Bonus: CLI Workflows Without Notebooks


  • Every Vertex AI operation available in the Python SDK has an equivalent gcloud CLI command.
  • gcloud ai custom-jobs create submits training jobs from any terminal — no notebook required.
  • Use gcloud auth login and gcloud auth application-default login to authenticate outside of Workbench VMs.
  • Cloud Shell provides free, pre-authenticated CLI access directly in the browser.
  • Shell scripts checked into version control are more reproducible than notebooks with hidden state.
  • CLI workflows give no visual reminder of running resources — always check for active jobs, endpoints, and VMs before walking away.
  • Notebooks and CLI workflows are complementary — use each where it fits best.

Resource Management & Monitoring on Vertex AI (GCP)
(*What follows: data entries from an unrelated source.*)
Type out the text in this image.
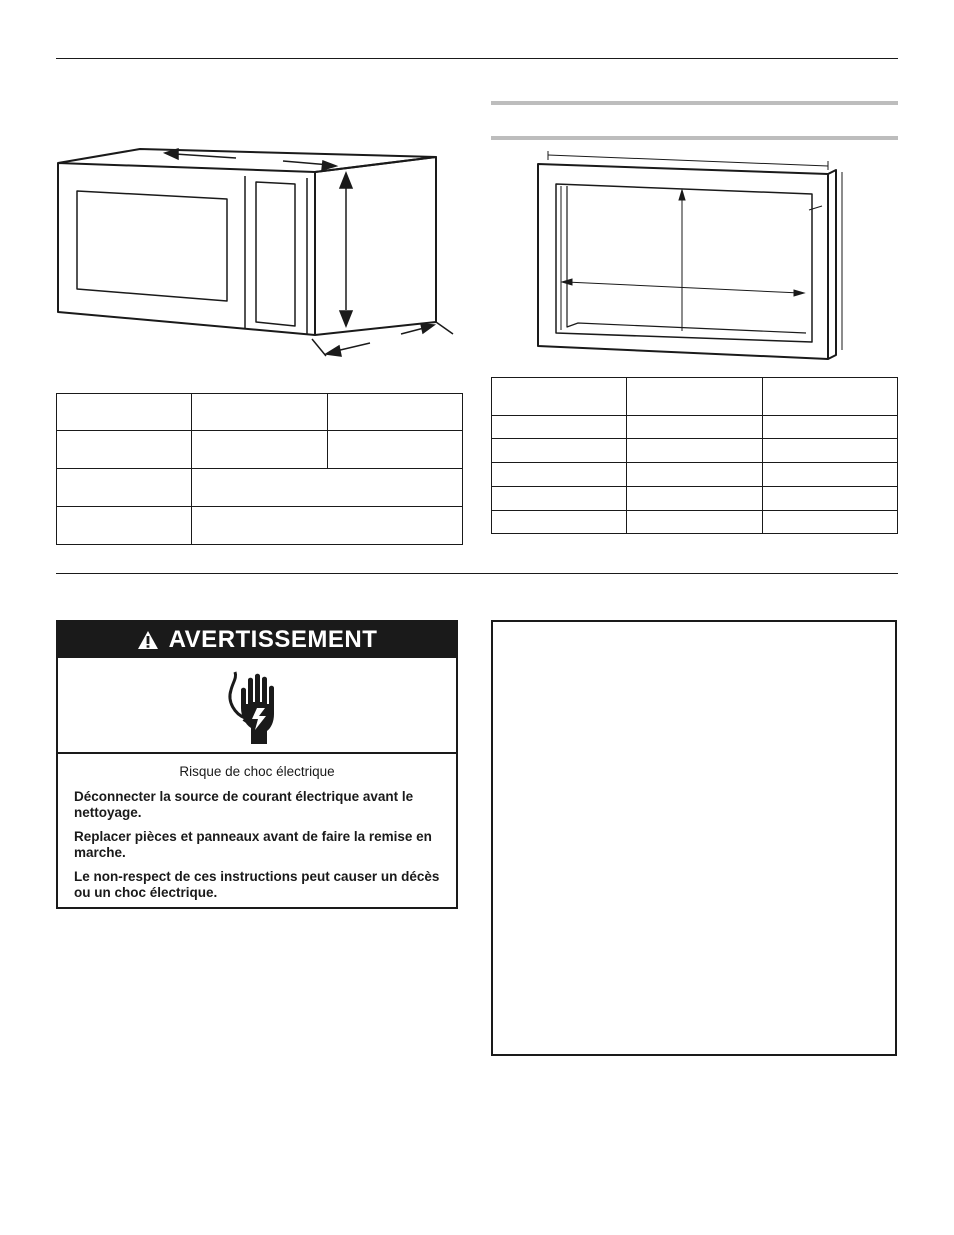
AVERTISSEMENT
Risque de choc électrique

Déconnecter la source de courant électrique avant le nettoyage.

Replacer pièces et panneaux avant de faire la remise en marche.

Le non-respect de ces instructions peut causer un décès ou un choc électrique.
  • Check Billing → Reports regularly — know what you’re spending before it surprises you.
  • Endpoints and running notebooks are the most common cost leaks; undeploy and stop first.
  • Set a budget alert — it’s the single most protective action you can take.
  • Configure idle shutdown on Workbench Instances so forgotten notebooks auto‑stop.
  • Keep storage tidy with GCS lifecycle policies and avoid duplicate datasets.
  • Use labels on all resources so you can trace costs in billing reports.